Richard Rydze

Personal information
- Full name: Richard Anthony Rydze
- Born: March 15, 1950 Pittsburgh, Pennsylvania, U.S.
- Died: November 28, 2023 (aged 73) Pittsburgh, Pennsylvania, U.S.

Medal record
Men's diving
Representing the United States
Olympic Games
| Silver medal – second place | 1972 Munich | 10 m platform |
Pan American Games
| Silver medal – second place | 1971 Cali | 10 m platform |

= Richard Rydze =

American diver (1950–2023)

Richard Anthony Rydze (March 15, 1950 – November 28, 2023) was an American diver who competed in the 1972 Summer Olympics. Rydze was born in Pittsburgh, Pennsylvania. He competed in diving at the University of Michigan and won an Olympic silver medal while obtaining his MD at the University of Pittsburgh School of Medicine.
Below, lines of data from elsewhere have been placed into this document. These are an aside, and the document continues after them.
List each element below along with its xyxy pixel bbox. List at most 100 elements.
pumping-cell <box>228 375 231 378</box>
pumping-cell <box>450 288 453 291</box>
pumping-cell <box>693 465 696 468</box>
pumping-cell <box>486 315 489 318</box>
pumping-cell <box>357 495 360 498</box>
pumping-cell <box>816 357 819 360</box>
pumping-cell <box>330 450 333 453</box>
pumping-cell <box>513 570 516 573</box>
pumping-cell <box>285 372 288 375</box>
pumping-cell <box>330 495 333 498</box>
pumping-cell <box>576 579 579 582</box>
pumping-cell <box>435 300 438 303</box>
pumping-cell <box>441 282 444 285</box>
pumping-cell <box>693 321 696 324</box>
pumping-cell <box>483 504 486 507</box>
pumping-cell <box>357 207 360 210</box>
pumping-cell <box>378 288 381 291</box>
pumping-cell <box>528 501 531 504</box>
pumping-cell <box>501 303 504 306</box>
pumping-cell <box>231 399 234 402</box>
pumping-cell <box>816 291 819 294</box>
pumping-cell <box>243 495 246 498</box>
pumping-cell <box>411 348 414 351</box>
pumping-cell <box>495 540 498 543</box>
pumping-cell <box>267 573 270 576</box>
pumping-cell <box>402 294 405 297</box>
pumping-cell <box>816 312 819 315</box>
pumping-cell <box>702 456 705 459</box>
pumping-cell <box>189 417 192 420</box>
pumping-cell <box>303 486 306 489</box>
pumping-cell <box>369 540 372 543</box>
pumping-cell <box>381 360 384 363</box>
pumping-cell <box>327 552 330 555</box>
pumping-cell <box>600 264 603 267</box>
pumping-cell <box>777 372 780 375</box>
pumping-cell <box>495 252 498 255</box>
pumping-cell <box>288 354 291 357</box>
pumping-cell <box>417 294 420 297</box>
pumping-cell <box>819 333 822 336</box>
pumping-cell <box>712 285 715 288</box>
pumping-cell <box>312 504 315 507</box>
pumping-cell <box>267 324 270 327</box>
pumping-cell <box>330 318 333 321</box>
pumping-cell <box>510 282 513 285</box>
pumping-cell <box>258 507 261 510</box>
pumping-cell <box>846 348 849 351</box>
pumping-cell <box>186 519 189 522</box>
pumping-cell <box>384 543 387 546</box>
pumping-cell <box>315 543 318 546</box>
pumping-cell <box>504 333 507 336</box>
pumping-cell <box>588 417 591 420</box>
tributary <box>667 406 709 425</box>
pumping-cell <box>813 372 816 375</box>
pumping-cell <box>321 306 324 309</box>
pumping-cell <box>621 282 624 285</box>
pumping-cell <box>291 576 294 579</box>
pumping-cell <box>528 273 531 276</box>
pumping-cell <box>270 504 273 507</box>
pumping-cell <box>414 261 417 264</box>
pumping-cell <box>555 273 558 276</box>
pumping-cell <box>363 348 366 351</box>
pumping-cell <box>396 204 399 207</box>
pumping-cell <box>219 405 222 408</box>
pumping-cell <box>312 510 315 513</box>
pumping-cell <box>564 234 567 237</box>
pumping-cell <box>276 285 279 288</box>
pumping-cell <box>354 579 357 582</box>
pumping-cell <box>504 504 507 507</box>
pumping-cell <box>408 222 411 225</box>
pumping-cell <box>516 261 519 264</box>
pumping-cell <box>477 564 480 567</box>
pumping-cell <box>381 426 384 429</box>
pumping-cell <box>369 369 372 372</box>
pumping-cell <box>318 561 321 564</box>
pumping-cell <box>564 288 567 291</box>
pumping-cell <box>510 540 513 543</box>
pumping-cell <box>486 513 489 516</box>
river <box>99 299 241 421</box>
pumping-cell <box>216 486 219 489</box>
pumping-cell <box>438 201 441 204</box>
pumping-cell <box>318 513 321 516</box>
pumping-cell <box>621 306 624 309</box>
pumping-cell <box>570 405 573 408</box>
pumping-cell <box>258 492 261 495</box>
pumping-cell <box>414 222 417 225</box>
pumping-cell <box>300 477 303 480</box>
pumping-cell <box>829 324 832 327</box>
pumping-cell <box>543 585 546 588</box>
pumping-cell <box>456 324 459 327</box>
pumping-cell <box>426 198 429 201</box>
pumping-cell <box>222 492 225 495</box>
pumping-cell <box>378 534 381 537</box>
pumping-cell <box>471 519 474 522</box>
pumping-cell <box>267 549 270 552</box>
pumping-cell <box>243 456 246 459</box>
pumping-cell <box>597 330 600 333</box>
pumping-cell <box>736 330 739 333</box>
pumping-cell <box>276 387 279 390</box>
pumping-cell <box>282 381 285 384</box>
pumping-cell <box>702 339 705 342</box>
He also served as one of the team doctors for the Pittsburgh Steelers from 1985 until June 2007.

==Arrest==
Rydze was charged in a 185-count indictment with conspiracy to illegally distribute steroids, human growth hormone and painkillers including oxycodone on October 17, 2012 and appeared in U.S. Court in Pittsburgh on October 19, 2012. In March 2018, he was sentenced to ten years in prison. In the summer of 2021, Rydze was released from prison during the Covid-19 pandemic due to staffing concerns.

==Death==
Rydze died in Pittsburgh on November 28, 2023, at the age of 73.